Combining recent roadmap updates, we can glimpse three key characteristics defining Ethereum before 2030—features that together form the ultimate answer to the impossible triangle:
- Minimalist L1: Layer 1 becomes a stable, neutral base responsible only for data availability and settlement proofs. By no longer handling complex application logic, it maintains extremely high security;
- Thriving L2s and Interoperability: Through EIL (Interoperability Layer) and fast confirmation rules, fragmented L2s are stitched together into a seamless whole. Users won’t perceive individual chains—they’ll simply experience TPS in the tens of thousands;
- Extremely Low Validation Barriers: Thanks to mature state management and light client technology, even smartphones can participate in validation, ensuring the cornerstone of decentralization remains rock-solid;
Interestingly, as this article was being written, Vitalik reiterated an important test criterion—the "Walkaway Test"—emphasizing that Ethereum must retain autonomous operability: even if all service providers disappear or suffer attacks, DApps should continue running and user assets must remain secure.

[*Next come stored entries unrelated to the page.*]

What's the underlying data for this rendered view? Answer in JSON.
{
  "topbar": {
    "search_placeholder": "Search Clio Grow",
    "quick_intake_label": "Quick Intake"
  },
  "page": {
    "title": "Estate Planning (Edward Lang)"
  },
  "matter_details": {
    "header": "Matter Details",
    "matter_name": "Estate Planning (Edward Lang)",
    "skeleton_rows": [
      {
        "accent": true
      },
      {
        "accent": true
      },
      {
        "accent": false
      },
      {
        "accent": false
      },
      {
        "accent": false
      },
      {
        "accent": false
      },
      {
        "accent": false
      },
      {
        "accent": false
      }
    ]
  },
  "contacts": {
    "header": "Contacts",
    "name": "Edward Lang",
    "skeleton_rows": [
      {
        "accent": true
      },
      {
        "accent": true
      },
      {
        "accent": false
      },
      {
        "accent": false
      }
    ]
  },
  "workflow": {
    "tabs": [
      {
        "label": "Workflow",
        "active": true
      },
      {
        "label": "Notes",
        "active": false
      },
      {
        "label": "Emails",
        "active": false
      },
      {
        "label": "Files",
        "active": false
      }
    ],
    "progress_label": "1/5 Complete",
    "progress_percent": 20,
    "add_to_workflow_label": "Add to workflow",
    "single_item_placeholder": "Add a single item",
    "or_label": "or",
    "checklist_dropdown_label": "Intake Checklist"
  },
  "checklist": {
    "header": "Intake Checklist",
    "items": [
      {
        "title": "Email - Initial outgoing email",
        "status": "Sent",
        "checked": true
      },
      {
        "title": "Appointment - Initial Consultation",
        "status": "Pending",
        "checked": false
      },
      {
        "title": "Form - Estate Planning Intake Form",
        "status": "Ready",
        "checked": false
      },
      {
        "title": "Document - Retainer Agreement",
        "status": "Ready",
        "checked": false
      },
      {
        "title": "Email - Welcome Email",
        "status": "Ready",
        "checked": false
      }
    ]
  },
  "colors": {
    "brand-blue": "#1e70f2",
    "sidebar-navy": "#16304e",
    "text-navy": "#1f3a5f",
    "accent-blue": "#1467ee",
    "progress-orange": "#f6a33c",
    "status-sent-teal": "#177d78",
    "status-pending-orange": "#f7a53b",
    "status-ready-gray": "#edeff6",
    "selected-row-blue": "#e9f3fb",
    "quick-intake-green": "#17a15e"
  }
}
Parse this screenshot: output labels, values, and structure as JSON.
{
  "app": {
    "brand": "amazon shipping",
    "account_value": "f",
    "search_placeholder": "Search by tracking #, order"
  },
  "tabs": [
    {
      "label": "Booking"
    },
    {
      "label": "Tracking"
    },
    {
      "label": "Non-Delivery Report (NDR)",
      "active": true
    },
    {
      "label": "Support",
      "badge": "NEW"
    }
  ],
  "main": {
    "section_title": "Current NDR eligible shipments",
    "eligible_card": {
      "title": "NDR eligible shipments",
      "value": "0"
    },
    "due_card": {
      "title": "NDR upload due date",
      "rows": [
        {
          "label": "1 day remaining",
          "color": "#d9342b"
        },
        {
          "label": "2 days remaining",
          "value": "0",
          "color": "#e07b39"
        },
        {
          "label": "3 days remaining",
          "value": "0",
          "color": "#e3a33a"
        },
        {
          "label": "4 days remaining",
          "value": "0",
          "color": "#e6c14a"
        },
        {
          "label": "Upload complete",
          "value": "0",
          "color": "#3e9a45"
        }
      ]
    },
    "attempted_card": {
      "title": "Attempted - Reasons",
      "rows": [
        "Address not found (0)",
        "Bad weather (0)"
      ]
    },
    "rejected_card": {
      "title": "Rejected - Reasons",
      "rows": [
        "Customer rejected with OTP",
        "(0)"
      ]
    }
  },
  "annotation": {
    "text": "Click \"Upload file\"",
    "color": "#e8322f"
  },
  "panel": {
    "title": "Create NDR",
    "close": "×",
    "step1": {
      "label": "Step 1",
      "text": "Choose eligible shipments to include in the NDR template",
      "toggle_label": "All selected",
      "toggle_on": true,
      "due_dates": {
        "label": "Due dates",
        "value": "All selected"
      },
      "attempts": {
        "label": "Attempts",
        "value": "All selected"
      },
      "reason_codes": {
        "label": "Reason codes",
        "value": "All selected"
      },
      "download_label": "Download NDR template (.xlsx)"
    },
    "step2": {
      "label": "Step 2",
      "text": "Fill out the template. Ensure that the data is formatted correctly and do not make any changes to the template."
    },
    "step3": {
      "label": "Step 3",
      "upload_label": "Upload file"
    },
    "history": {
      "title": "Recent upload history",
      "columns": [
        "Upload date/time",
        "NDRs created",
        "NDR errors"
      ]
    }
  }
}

This statement effectively shifts the evaluation metric of Ethereum’s “endgame” away from speed and user experience, refocusing it on what Ethereum cares about most: whether the system remains trustworthy and non-reliant on single points, even under worst-case scenarios.
Final Thoughts
One must always view problems with a developmental perspective—especially in the fast-moving world of Web3/Crypto.
I believe that years from now, when people look back at the intense debates around the impossible triangle during 2020–2025, they might find them amusing—like serious discussions before the invention of automobiles about how carriages could simultaneously achieve speed, safety, and load capacity.
Ethereum’s answer isn’t choosing painfully among three corners. Instead, through PeerDAS, ZK proofs, and sophisticated economic game design, it builds a digital infrastructure that belongs to everyone, is highly secure, and capable of supporting humanity’s entire financial activity.
Objectively speaking, every step forward along this path walks upon the final chapter of the “impossible triangle” narrative.